Non-Abelian gauge fields in the gradient expansion: generalized Boltzmann and Eilenberger equations

TL;DR

This paper derives generalized Boltzmann and Eilenberger equations incorporating non-Abelian gauge fields for disordered Fermi gases, revealing how spin and charge dynamics are influenced by gauge fields and external fields.

Contribution

It provides a unified microscopic derivation of transport equations with non-Abelian gauge fields, extending classical results to include spin degrees of freedom.

Findings

Derivation of diffusion equations for charge and spin densities.

Identification of the spin Hall effect as a consequence of SU(2) gauge fields.

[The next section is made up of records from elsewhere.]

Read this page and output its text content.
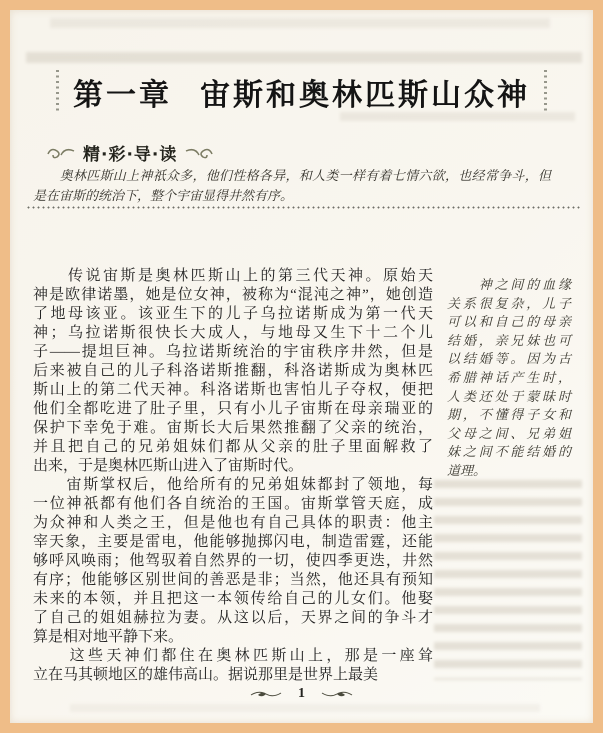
第一章 宙斯和奥林匹斯山众神
精·彩·导·读
　　奥林匹斯山上神祇众多，他们性格各异，和人类一样有着七情六欲，也经常争斗，但
是在宙斯的统治下，整个宇宙显得井然有序。
　　传说宙斯是奥林匹斯山上的第三代天神。原始天
神是欧律诺墨，她是位女神，被称为“混沌之神”，她创造
了地母该亚。该亚生下的儿子乌拉诺斯成为第一代天
神；乌拉诺斯很快长大成人，与地母又生下十二个儿
子——提坦巨神。乌拉诺斯统治的宇宙秩序井然，但是
后来被自己的儿子科洛诺斯推翻，科洛诺斯成为奥林匹
斯山上的第二代天神。科洛诺斯也害怕儿子夺权，便把
他们全都吃进了肚子里，只有小儿子宙斯在母亲瑞亚的
保护下幸免于难。宙斯长大后果然推翻了父亲的统治，
并且把自己的兄弟姐妹们都从父亲的肚子里面解救了
出来，于是奥林匹斯山进入了宙斯时代。
　　宙斯掌权后，他给所有的兄弟姐妹都封了领地，每
一位神祇都有他们各自统治的王国。宙斯掌管天庭，成
为众神和人类之王，但是他也有自己具体的职责：他主
宰天象，主要是雷电，他能够抛掷闪电，制造雷霆，还能
够呼风唤雨；他驾驭着自然界的一切，使四季更迭，井然
有序；他能够区别世间的善恶是非；当然，他还具有预知
未来的本领，并且把这一本领传给自己的儿女们。他娶
了自己的姐姐赫拉为妻。从这以后，天界之间的争斗才
算是相对地平静下来。
　　这些天神们都住在奥林匹斯山上，那是一座耸
立在马其顿地区的雄伟高山。据说那里是世界上最美
　　神之间的血缘
关系很复杂，儿子
可以和自己的母亲
结婚，亲兄妹也可
以结婚等。因为古
希腊神话产生时，
人类还处于蒙昧时
期，不懂得子女和
父母之间、兄弟姐
妹之间不能结婚的
道理。
1
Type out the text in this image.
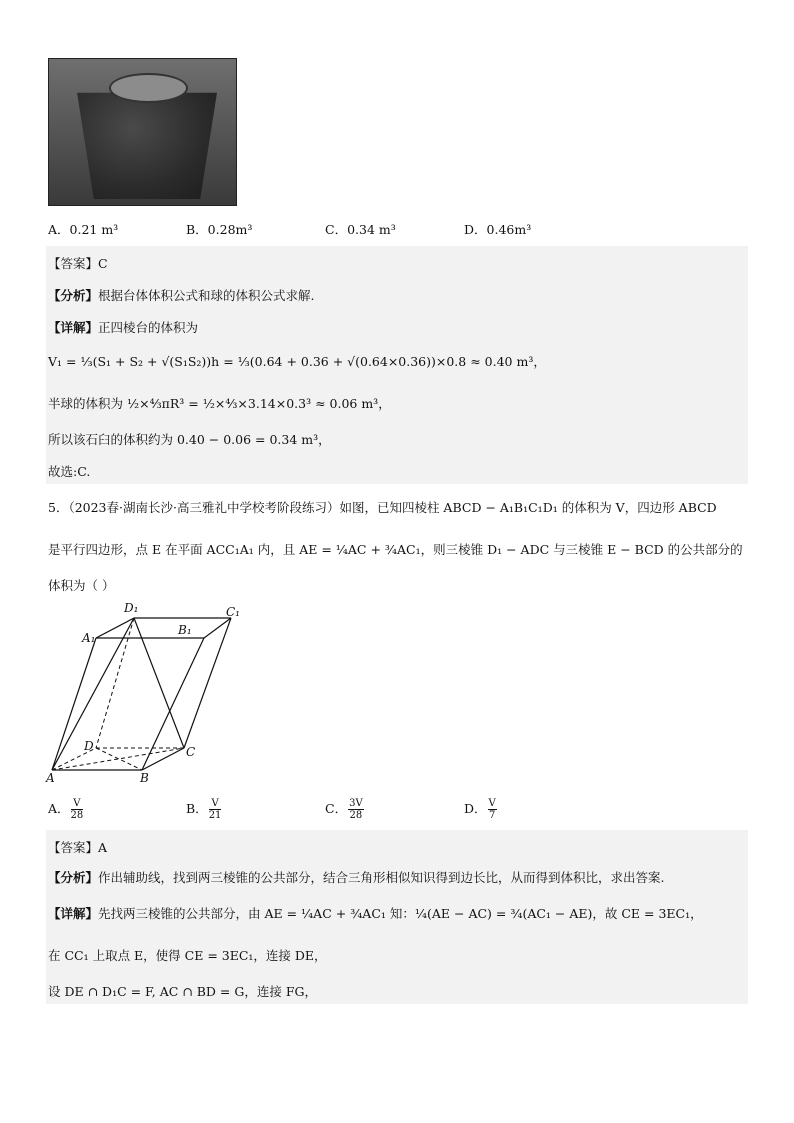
A．0.21 m³	B．0.28m³	C．0.34 m³	D．0.46m³
【答案】C
【分析】根据台体体积公式和球的体积公式求解.
【详解】正四棱台的体积为
V₁ = ⅓(S₁ + S₂ + √(S₁S₂))h = ⅓(0.64 + 0.36 + √(0.64×0.36))×0.8 ≈ 0.40 m³，
半球的体积为 ½×⁴⁄₃πR³ = ½×⁴⁄₃×3.14×0.3³ ≈ 0.06 m³，
所以该石臼的体积约为 0.40 − 0.06 = 0.34 m³，
故选:C.
5．（2023春·湖南长沙·高三雅礼中学校考阶段练习）如图，已知四棱柱 ABCD − A₁B₁C₁D₁ 的体积为 V，四边形 ABCD
是平行四边形，点 E 在平面 ACC₁A₁ 内，且 AE = ¼AC + ¾AC₁，则三棱锥 D₁ − ADC 与三棱锥 E − BCD 的公共部分的
体积为（ ）
D₁	C₁
A₁
B₁
D	C
A	B
A． $\frac{V}{28}$	B． $\frac{V}{21}$	C． $\frac{3V}{28}$	D． $\frac{V}{7}$
【答案】A
【分析】作出辅助线，找到两三棱锥的公共部分，结合三角形相似知识得到边长比，从而得到体积比，求出答案.
【详解】先找两三棱锥的公共部分，由 AE = ¼AC + ¾AC₁ 知：¼(AE − AC) = ¾(AC₁ − AE)，故 CE = 3EC₁，
在 CC₁ 上取点 E，使得 CE = 3EC₁，连接 DE，
设 DE ∩ D₁C = F, AC ∩ BD = G，连接 FG，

Demonstration of in-plane charge currents generated by magnetic and Rashba interactions.

Abstract

We present a microscopic derivation of the generalized Boltzmann and Eilenberger equations in the presence of non-Abelian gauges, for the case of a non-relativistic disordered Fermi gas. A unified and symmetric treatment of the charge $[U(1)]$ and spin $[SU(2)]$ degrees of freedom is achieved. Within this framework, just as the $U(1)$ Lorentz force generates the Hall effect, so does its $SU(2)$ counterpart give rise to the spin Hall effect. Considering elastic and spin-independent disorder we obtain diffusion equations for charge and spin densities and show how the interplay between an in-plane magnetic field and a time dependent Rashba term generates in-plane charge currents.